Do you know what a professional is? No one has a right to insult anyone, but when you’re performing in a public venue, you are held to a different standard that Joe Blow off the street. I’ve seen no indication that the heckler started first with the personal invectives, but even if he did, that does not give Richards license to start calling folks nigger all up in the joint. Because at that point, he’s not just insulting the heckler. He’s insulting all those people who might be subject to being called nigger if they step out of line. That’s why the lynching reference was especially offensive to me. At that point it was clear he wasn’t trying to just call someone a mean name. He was bringing the history of power and race into it, as if to encourage the blacks in the audience to remember their place.

How’s this for an unpopular opinion: if the heckler had been Jewish and a comedian–black or white–had launched into a tirade that went sort of like “50 years ago we would have had you in an oven puffing on Zyklon with a grenade up your ass…He’s a KIKE, he’s a KIKE, he’s a KIKE!”, who would be trying defend that shit? Anyone?

::taps microphone::

Anyone?

Without having read all the responses to this OP, I agree. I heard a number of people say that Michael Richards is an actor, not a stand-up comedian, and his response to the hecklers makes this quite apparent. A professional comedian will make hecklers work for them. They will turn the tables with wit and sarcasm and shut them down and get the room on its feet in the process. A professional would never have handed the stage to the “bad guys.” He didn’t know what he was doing.

I tried to put myself in Richards’ shoes…tried to think of any situation where I would use a racial slur in a moment of anger (during a physical attack, a robbery, anything violent or threatening). Under the worst scenario, all I could come up with was “asshole” and “motherfucker.” I don’t see how a person could use the epithets he used, particularly in an innocuous situation like being heckled, if they didn’t believe it somewhere inside.

I partially blame the wrong-headed, free use of “niggah” in today’s society. Sinbad was on CNN and said that as far as he’s concerned, it’s not OK to use the word, there is no “friendly” use of a historically offensive term, and I agree with him. Maybe if the rule hadn’t relaxed the way it has, Richards might still feel it but wouldn’t have even entertained the possibility that it could be used outside the confines of his own mind.

Sorry if this has been linked to already but let’s see how a great comedian deals with a situation like this. Hicks loses it here and is very offensive indeed. He still remains funny and comes out on top.

http://youtube.com/watch?v=yZ1fXTx0-uk <- USE EARPHONES IF IN WORK AS THE SWEARING IS VERY STRONG

Bruce’s bit involved quite a bit more than that. Here’s the transcript of it:

He wasn’t singling one person out, he was controlled and he had clearly scripted what he was going to say and he had a point.
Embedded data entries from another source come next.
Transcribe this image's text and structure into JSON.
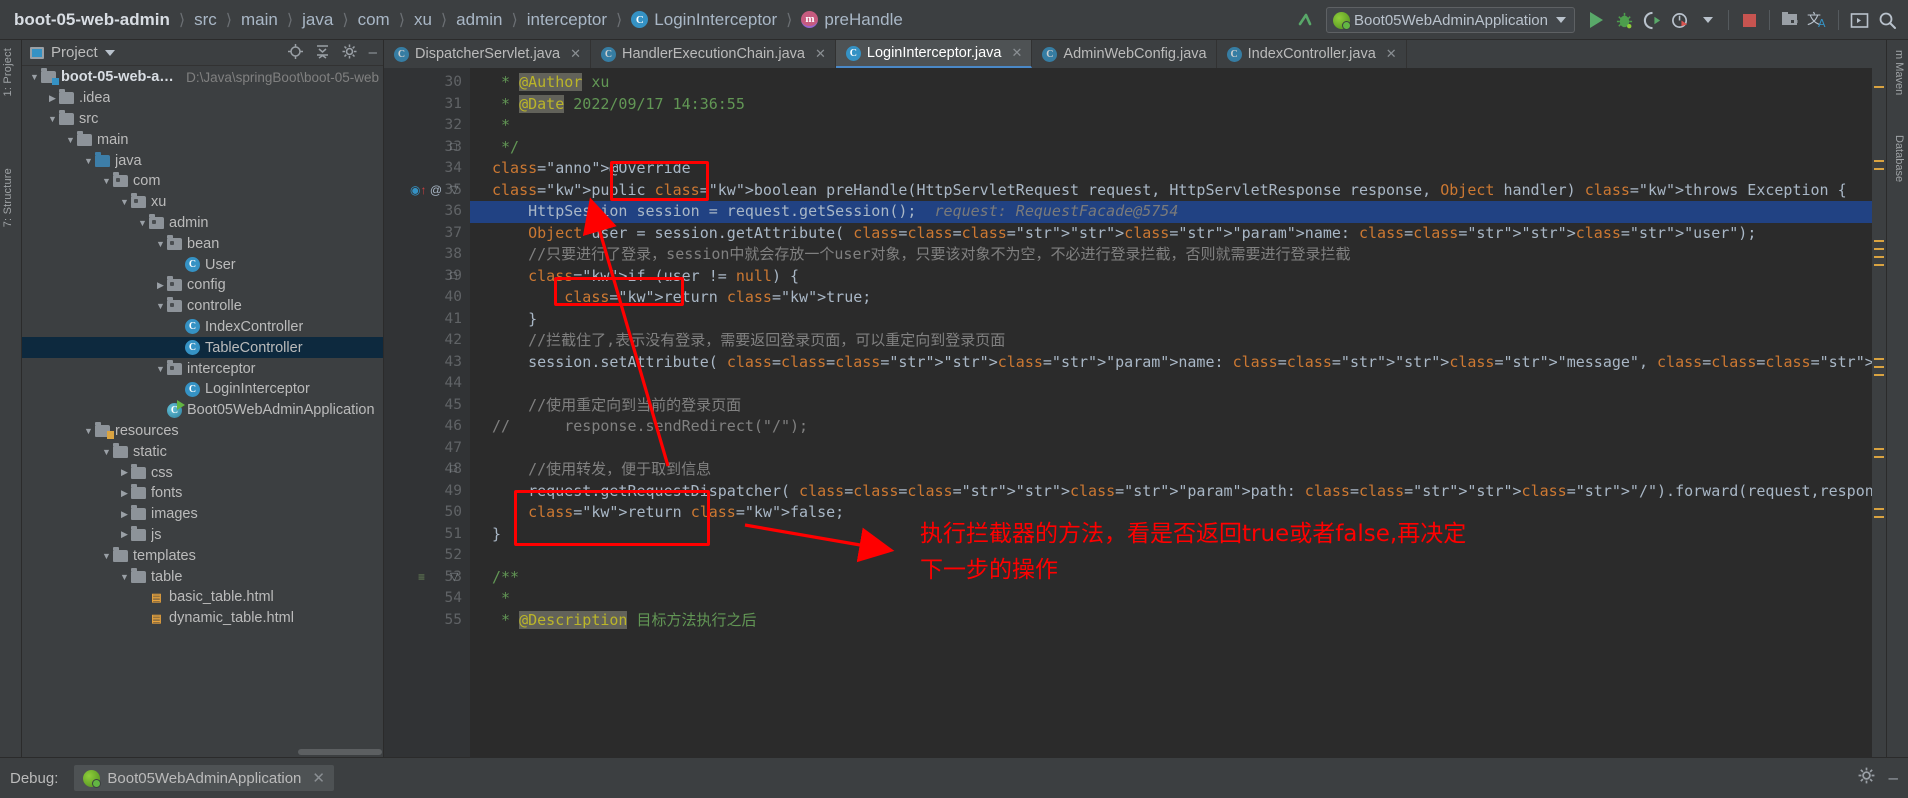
{
  "breadcrumb": {
    "items": [
      {
        "label": "boot-05-web-admin",
        "icon": null
      },
      {
        "label": "src",
        "icon": null
      },
      {
        "label": "main",
        "icon": null
      },
      {
        "label": "java",
        "icon": null
      },
      {
        "label": "com",
        "icon": null
      },
      {
        "label": "xu",
        "icon": null
      },
      {
        "label": "admin",
        "icon": null
      },
      {
        "label": "interceptor",
        "icon": null
      },
      {
        "label": "LoginInterceptor",
        "icon": "class-icon"
      },
      {
        "label": "preHandle",
        "icon": "method-icon"
      }
    ]
  },
  "toolbar": {
    "back_arrow": "back-arrow-icon",
    "run_config": "Boot05WebAdminApplication",
    "buttons": [
      {
        "name": "run-button",
        "glyph": "play"
      },
      {
        "name": "debug-button",
        "glyph": "bug"
      },
      {
        "name": "run-with-coverage-button",
        "glyph": "coverage"
      },
      {
        "name": "profiler-button",
        "glyph": "profiler"
      },
      {
        "name": "stop-button",
        "glyph": "stop"
      },
      {
        "name": "project-structure-button",
        "glyph": "structure"
      },
      {
        "name": "translate-button",
        "glyph": "translate"
      },
      {
        "name": "terminal-button",
        "glyph": "terminal"
      },
      {
        "name": "search-everywhere-button",
        "glyph": "search"
      }
    ]
  },
  "left_strip": {
    "tabs": [
      "1: Project",
      "7: Structure"
    ]
  },
  "right_strip": {
    "tabs": [
      "m Maven",
      "Database"
    ]
  },
  "sidebar": {
    "title": "Project",
    "actions": [
      "locate-icon",
      "collapse-all-icon",
      "settings-icon",
      "hide-icon"
    ],
    "tree": [
      {
        "depth": 0,
        "arrow": "down",
        "icon": "module-folder",
        "label": "boot-05-web-admin",
        "hint": "D:\\Java\\springBoot\\boot-05-web",
        "root": true
      },
      {
        "depth": 1,
        "arrow": "right",
        "icon": "folder",
        "label": ".idea"
      },
      {
        "depth": 1,
        "arrow": "down",
        "icon": "folder",
        "label": "src"
      },
      {
        "depth": 2,
        "arrow": "down",
        "icon": "folder",
        "label": "main"
      },
      {
        "depth": 3,
        "arrow": "down",
        "icon": "source-folder",
        "label": "java"
      },
      {
        "depth": 4,
        "arrow": "down",
        "icon": "package",
        "label": "com"
      },
      {
        "depth": 5,
        "arrow": "down",
        "icon": "package",
        "label": "xu"
      },
      {
        "depth": 6,
        "arrow": "down",
        "icon": "package",
        "label": "admin"
      },
      {
        "depth": 7,
        "arrow": "down",
        "icon": "package",
        "label": "bean"
      },
      {
        "depth": 8,
        "arrow": "none",
        "icon": "class",
        "label": "User"
      },
      {
        "depth": 7,
        "arrow": "right",
        "icon": "package",
        "label": "config"
      },
      {
        "depth": 7,
        "arrow": "down",
        "icon": "package",
        "label": "controlle"
      },
      {
        "depth": 8,
        "arrow": "none",
        "icon": "class",
        "label": "IndexController"
      },
      {
        "depth": 8,
        "arrow": "none",
        "icon": "class",
        "label": "TableController",
        "selected": true
      },
      {
        "depth": 7,
        "arrow": "down",
        "icon": "package",
        "label": "interceptor"
      },
      {
        "depth": 8,
        "arrow": "none",
        "icon": "class",
        "label": "LoginInterceptor"
      },
      {
        "depth": 7,
        "arrow": "none",
        "icon": "spring-class",
        "label": "Boot05WebAdminApplication"
      },
      {
        "depth": 3,
        "arrow": "down",
        "icon": "resource-folder",
        "label": "resources"
      },
      {
        "depth": 4,
        "arrow": "down",
        "icon": "folder",
        "label": "static"
      },
      {
        "depth": 5,
        "arrow": "right",
        "icon": "folder",
        "label": "css"
      },
      {
        "depth": 5,
        "arrow": "right",
        "icon": "folder",
        "label": "fonts"
      },
      {
        "depth": 5,
        "arrow": "right",
        "icon": "folder",
        "label": "images"
      },
      {
        "depth": 5,
        "arrow": "right",
        "icon": "folder",
        "label": "js"
      },
      {
        "depth": 4,
        "arrow": "down",
        "icon": "folder",
        "label": "templates"
      },
      {
        "depth": 5,
        "arrow": "down",
        "icon": "folder",
        "label": "table"
      },
      {
        "depth": 6,
        "arrow": "none",
        "icon": "html",
        "label": "basic_table.html"
      },
      {
        "depth": 6,
        "arrow": "none",
        "icon": "html",
        "label": "dynamic_table.html"
      }
    ]
  },
  "editor": {
    "tabs": [
      {
        "label": "DispatcherServlet.java",
        "icon": "class-icon",
        "active": false,
        "closable": true
      },
      {
        "label": "HandlerExecutionChain.java",
        "icon": "class-icon",
        "active": false,
        "closable": true
      },
      {
        "label": "LoginInterceptor.java",
        "icon": "class-icon",
        "active": true,
        "closable": true
      },
      {
        "label": "AdminWebConfig.java",
        "icon": "class-icon",
        "active": false,
        "closable": false
      },
      {
        "label": "IndexController.java",
        "icon": "class-icon",
        "active": false,
        "closable": true
      }
    ],
    "first_line_number": 30,
    "highlighted_line": 36,
    "lines": [
      {
        "n": 30,
        "text": " * @Author xu"
      },
      {
        "n": 31,
        "text": " * @Date 2022/09/17 14:36:55"
      },
      {
        "n": 32,
        "text": " *"
      },
      {
        "n": 33,
        "text": " */"
      },
      {
        "n": 34,
        "text": "@Override"
      },
      {
        "n": 35,
        "text": "public boolean preHandle(HttpServletRequest request, HttpServletResponse response, Object handler) throws Exception {   request:"
      },
      {
        "n": 36,
        "text": "    HttpSession session = request.getSession();  request: RequestFacade@5754"
      },
      {
        "n": 37,
        "text": "    Object user = session.getAttribute( name: \"user\");"
      },
      {
        "n": 38,
        "text": "    //只要进行了登录，session中就会存放一个user对象，只要该对象不为空，不必进行登录拦截，否则就需要进行登录拦截"
      },
      {
        "n": 39,
        "text": "    if (user != null) {"
      },
      {
        "n": 40,
        "text": "        return true;"
      },
      {
        "n": 41,
        "text": "    }"
      },
      {
        "n": 42,
        "text": "    //拦截住了,表示没有登录，需要返回登录页面，可以重定向到登录页面"
      },
      {
        "n": 43,
        "text": "    session.setAttribute( name: \"message\", value: \"请先登录\");"
      },
      {
        "n": 44,
        "text": ""
      },
      {
        "n": 45,
        "text": "    //使用重定向到当前的登录页面"
      },
      {
        "n": 46,
        "text": "//      response.sendRedirect(\"/\");"
      },
      {
        "n": 47,
        "text": ""
      },
      {
        "n": 48,
        "text": "    //使用转发，便于取到信息"
      },
      {
        "n": 49,
        "text": "    request.getRequestDispatcher( path: \"/\").forward(request,response);"
      },
      {
        "n": 50,
        "text": "    return false;"
      },
      {
        "n": 51,
        "text": "}"
      },
      {
        "n": 52,
        "text": ""
      },
      {
        "n": 53,
        "text": "/**"
      },
      {
        "n": 54,
        "text": " *"
      },
      {
        "n": 55,
        "text": " * @Description 目标方法执行之后"
      }
    ]
  },
  "annotations": {
    "note": "执行拦截器的方法，看是否返回true或者false,再决定\n下一步的操作",
    "boxes": [
      "preHandle",
      "return true;",
      "return false;"
    ],
    "color": "#ff0000"
  },
  "status_bar": {
    "debug_label": "Debug:",
    "session": "Boot05WebAdminApplication",
    "close": "close-icon",
    "settings": "settings-icon",
    "minimize": "minimize-icon"
  }
}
Richards himself admitted on Letterman that his rant was just a rage-attack. Kramer ain’t no Lenny Bruce.

Here is the whole Letterman interview. He seems absolutely devastated by what he did. To me, his “incoherence” is a function of his inability to comprehend how he could have done such a horrible thing.

He neither makes excuses nor asks forgiveness. He apologizes profusely and accepts that his behavior *was *unexcusable.

There is no defense for the indefensible.
http://video.google.com/videoplay?docid=-3886837296111594087&q=letterman+seinfeld

I don’t see incomprehension in what he did, I see a (much) less articulate Mel Gibson trying to smoothe things over to save his “career”. Unfortunately, he had several days to come up with, or have someone write for him, a believable heartfelt apology, and he still screwed it up. Obviously live settings aren’t his forte, maybe he should have tape recorded something.

The use of nigga by David Chappelle and a bunch of overpaid rappers on BET bears no resemblence to Richards’ usage of nigger. You might as well consider the terms homophones along the lines of hare and hair. I could appreciate what you’re saying if Richards was taking flak for saying something like “Barak Obama is a badass nigga.” But that wasn’t what happened. What he actually said was akin to saying “Barak Obama is a nigger.”

The intent is what made it offensive, not the word itself.